Saturday, April 16, 2011

Little Boy to Big Fiddler (Part 2)

(Continued from April 9, 2011) ........ A few months later, in the fall of Brady’s junior year of high school, he decided to try out for another play. He was given the part of a crazed and possessed mental patient, a role that he pulled off flawlessly and, again, used it to command the stage during his scenes.

The dad, again with no almost zero theatrical experience of his own, had some trepidation about Brady’s time on stage, as the dad was a tad worried that Brady might forget a line or two. But, it did not happen! Brady nailed the part and audience members gave tremendous kudos to him, even though it was not one of the main parts. Yep, ol’ Brady had found a way to capture the audience through a secondary part by nailing the character of a crazed mental patient!!

Jumping ahead to the spring of Brady’s junior year, he announced that he would be trying out for the next play, “Fiddler on the Roof”. He was hoping for a more prevalent role, but he also knew that there was a pecking order with regard to experience in the thespian troupe. Because of his demanding schedule away from the stage, Brady knew that he would not have time for a major role, but if he could get the part of Lazar Wolf, Mordcha, Rabbi, Avram, Motel, Perchik, or Mendel, he would be happy. But, in the true spirit of a thespian man, he would take whatever role he was assigned. The important part to Brady was just getting in the cast.

Well, on the day that the cast was announced, Brady called his dad to tell him that he did not get a part, but that he had been assigned to the chorus. The dad tried to comfort Brady, as he knew that the news was devastating to his son ………. Then Brady 'fessed up. Brady announced that he had been given the LEAD ROLE of TEVYE, a role that one program described as the following:

Huge part - To dominate show - Big acting & singing role. To look mid 50’s. Larger than life character - strong character. Talks to audience, other characters and God. Village leader. Warmth and sincerity needed - also sadness. Resilient. Audience sees show through him”

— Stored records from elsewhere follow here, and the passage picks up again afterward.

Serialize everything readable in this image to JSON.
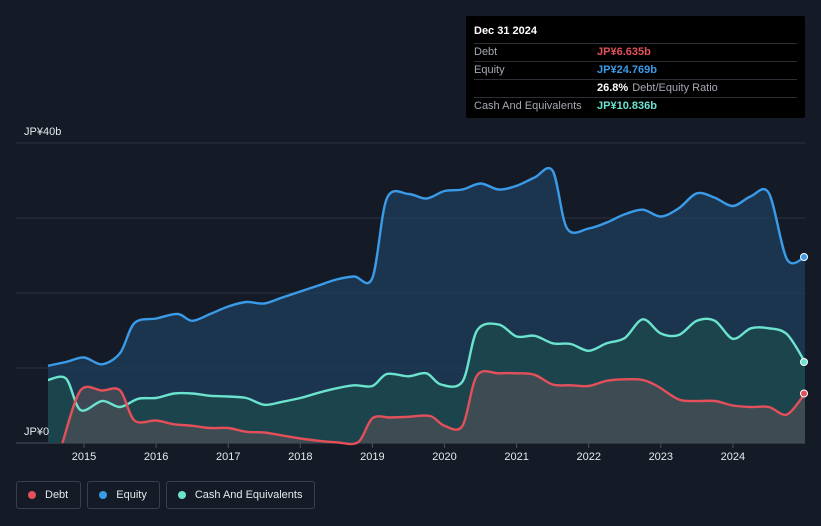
{
  "tooltip": {
    "date": "Dec 31 2024",
    "rows": [
      {
        "label": "Debt",
        "value": "JP¥6.635b",
        "color": "#e4505a"
      },
      {
        "label": "Equity",
        "value": "JP¥24.769b",
        "color": "#3a9be8"
      },
      {
        "label": "",
        "value": "26.8%",
        "suffix": "Debt/Equity Ratio",
        "color": "#ffffff"
      },
      {
        "label": "Cash And Equivalents",
        "value": "JP¥10.836b",
        "color": "#6be3cf"
      }
    ]
  },
  "legend": [
    {
      "label": "Debt",
      "color": "#e4505a"
    },
    {
      "label": "Equity",
      "color": "#3a9be8"
    },
    {
      "label": "Cash And Equivalents",
      "color": "#6be3cf"
    }
  ],
  "chart_data": {
    "type": "area",
    "y_top_label": "JP¥40b",
    "y_bottom_label": "JP¥0",
    "ylim": [
      0,
      40
    ],
    "xlim": [
      2014.5,
      2025.0
    ],
    "x_ticks": [
      2015,
      2016,
      2017,
      2018,
      2019,
      2020,
      2021,
      2022,
      2023,
      2024
    ],
    "x_tick_labels": [
      "2015",
      "2016",
      "2017",
      "2018",
      "2019",
      "2020",
      "2021",
      "2022",
      "2023",
      "2024"
    ],
    "grid": true,
    "series": [
      {
        "name": "Equity",
        "color": "#3a9be8",
        "fill": "#1f3f5e",
        "points": [
          [
            2014.5,
            10.3
          ],
          [
            2014.75,
            10.8
          ],
          [
            2015.0,
            11.4
          ],
          [
            2015.25,
            10.5
          ],
          [
            2015.5,
            12.0
          ],
          [
            2015.7,
            16.0
          ],
          [
            2016.0,
            16.6
          ],
          [
            2016.3,
            17.2
          ],
          [
            2016.5,
            16.3
          ],
          [
            2016.75,
            17.2
          ],
          [
            2017.0,
            18.2
          ],
          [
            2017.25,
            18.8
          ],
          [
            2017.5,
            18.6
          ],
          [
            2017.75,
            19.4
          ],
          [
            2018.0,
            20.2
          ],
          [
            2018.25,
            21.0
          ],
          [
            2018.5,
            21.8
          ],
          [
            2018.75,
            22.2
          ],
          [
            2019.0,
            22.0
          ],
          [
            2019.2,
            32.6
          ],
          [
            2019.5,
            33.2
          ],
          [
            2019.75,
            32.6
          ],
          [
            2020.0,
            33.6
          ],
          [
            2020.25,
            33.8
          ],
          [
            2020.5,
            34.6
          ],
          [
            2020.75,
            33.8
          ],
          [
            2021.0,
            34.3
          ],
          [
            2021.25,
            35.4
          ],
          [
            2021.5,
            36.3
          ],
          [
            2021.7,
            28.6
          ],
          [
            2022.0,
            28.6
          ],
          [
            2022.25,
            29.4
          ],
          [
            2022.5,
            30.5
          ],
          [
            2022.75,
            31.1
          ],
          [
            2023.0,
            30.2
          ],
          [
            2023.25,
            31.3
          ],
          [
            2023.5,
            33.3
          ],
          [
            2023.75,
            32.7
          ],
          [
            2024.0,
            31.6
          ],
          [
            2024.25,
            32.9
          ],
          [
            2024.5,
            33.3
          ],
          [
            2024.75,
            24.5
          ],
          [
            2025.0,
            24.8
          ]
        ]
      },
      {
        "name": "Cash And Equivalents",
        "color": "#6be3cf",
        "fill": "#1b4a4b",
        "points": [
          [
            2014.5,
            8.4
          ],
          [
            2014.75,
            8.6
          ],
          [
            2014.95,
            4.4
          ],
          [
            2015.25,
            5.6
          ],
          [
            2015.5,
            4.8
          ],
          [
            2015.75,
            5.9
          ],
          [
            2016.0,
            6.0
          ],
          [
            2016.25,
            6.6
          ],
          [
            2016.5,
            6.6
          ],
          [
            2016.75,
            6.3
          ],
          [
            2017.0,
            6.2
          ],
          [
            2017.25,
            6.0
          ],
          [
            2017.5,
            5.1
          ],
          [
            2017.75,
            5.5
          ],
          [
            2018.0,
            6.0
          ],
          [
            2018.25,
            6.7
          ],
          [
            2018.5,
            7.3
          ],
          [
            2018.75,
            7.7
          ],
          [
            2019.0,
            7.6
          ],
          [
            2019.2,
            9.2
          ],
          [
            2019.5,
            8.9
          ],
          [
            2019.75,
            9.3
          ],
          [
            2019.95,
            7.8
          ],
          [
            2020.25,
            8.2
          ],
          [
            2020.45,
            15.0
          ],
          [
            2020.75,
            15.8
          ],
          [
            2021.0,
            14.2
          ],
          [
            2021.25,
            14.3
          ],
          [
            2021.5,
            13.3
          ],
          [
            2021.75,
            13.2
          ],
          [
            2022.0,
            12.3
          ],
          [
            2022.25,
            13.3
          ],
          [
            2022.5,
            14.0
          ],
          [
            2022.75,
            16.5
          ],
          [
            2023.0,
            14.6
          ],
          [
            2023.25,
            14.4
          ],
          [
            2023.5,
            16.3
          ],
          [
            2023.75,
            16.3
          ],
          [
            2024.0,
            13.9
          ],
          [
            2024.25,
            15.3
          ],
          [
            2024.5,
            15.3
          ],
          [
            2024.75,
            14.5
          ],
          [
            2025.0,
            10.8
          ]
        ]
      },
      {
        "name": "Debt",
        "color": "#e4505a",
        "fill": "#4a4d56",
        "points": [
          [
            2014.7,
            0.0
          ],
          [
            2014.95,
            7.0
          ],
          [
            2015.25,
            7.0
          ],
          [
            2015.5,
            7.0
          ],
          [
            2015.7,
            3.0
          ],
          [
            2016.0,
            3.0
          ],
          [
            2016.25,
            2.5
          ],
          [
            2016.5,
            2.3
          ],
          [
            2016.75,
            2.0
          ],
          [
            2017.0,
            2.0
          ],
          [
            2017.25,
            1.5
          ],
          [
            2017.5,
            1.4
          ],
          [
            2017.75,
            1.0
          ],
          [
            2018.0,
            0.6
          ],
          [
            2018.25,
            0.3
          ],
          [
            2018.5,
            0.1
          ],
          [
            2018.8,
            0.1
          ],
          [
            2019.0,
            3.3
          ],
          [
            2019.25,
            3.4
          ],
          [
            2019.5,
            3.5
          ],
          [
            2019.8,
            3.6
          ],
          [
            2020.0,
            2.3
          ],
          [
            2020.25,
            2.3
          ],
          [
            2020.45,
            9.0
          ],
          [
            2020.75,
            9.3
          ],
          [
            2021.0,
            9.3
          ],
          [
            2021.25,
            9.1
          ],
          [
            2021.5,
            7.8
          ],
          [
            2021.75,
            7.7
          ],
          [
            2022.0,
            7.6
          ],
          [
            2022.25,
            8.3
          ],
          [
            2022.5,
            8.5
          ],
          [
            2022.75,
            8.4
          ],
          [
            2022.95,
            7.6
          ],
          [
            2023.25,
            5.8
          ],
          [
            2023.5,
            5.6
          ],
          [
            2023.75,
            5.6
          ],
          [
            2024.0,
            5.0
          ],
          [
            2024.25,
            4.8
          ],
          [
            2024.5,
            4.8
          ],
          [
            2024.75,
            3.8
          ],
          [
            2025.0,
            6.6
          ]
        ]
      }
    ]
  }
}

The dad nearly jumped through the phone to hug his son. Brady was ecstatic and the dad could not have been more proud of his son. Incidentally, just for extra kicks, Brady also pulled the same stunt on his mom – always the comedic actor!

The dad, with his limited theatrical experience (although the dad had worked in the theater as a musician and he had performed for many years in other professional musical areas), tried to coach Brady on preparation and the techniques that the dad knew to be successful when preparing for something big! Brady listened intently; internalized the plan, and then set out to conquer the role of Tevye!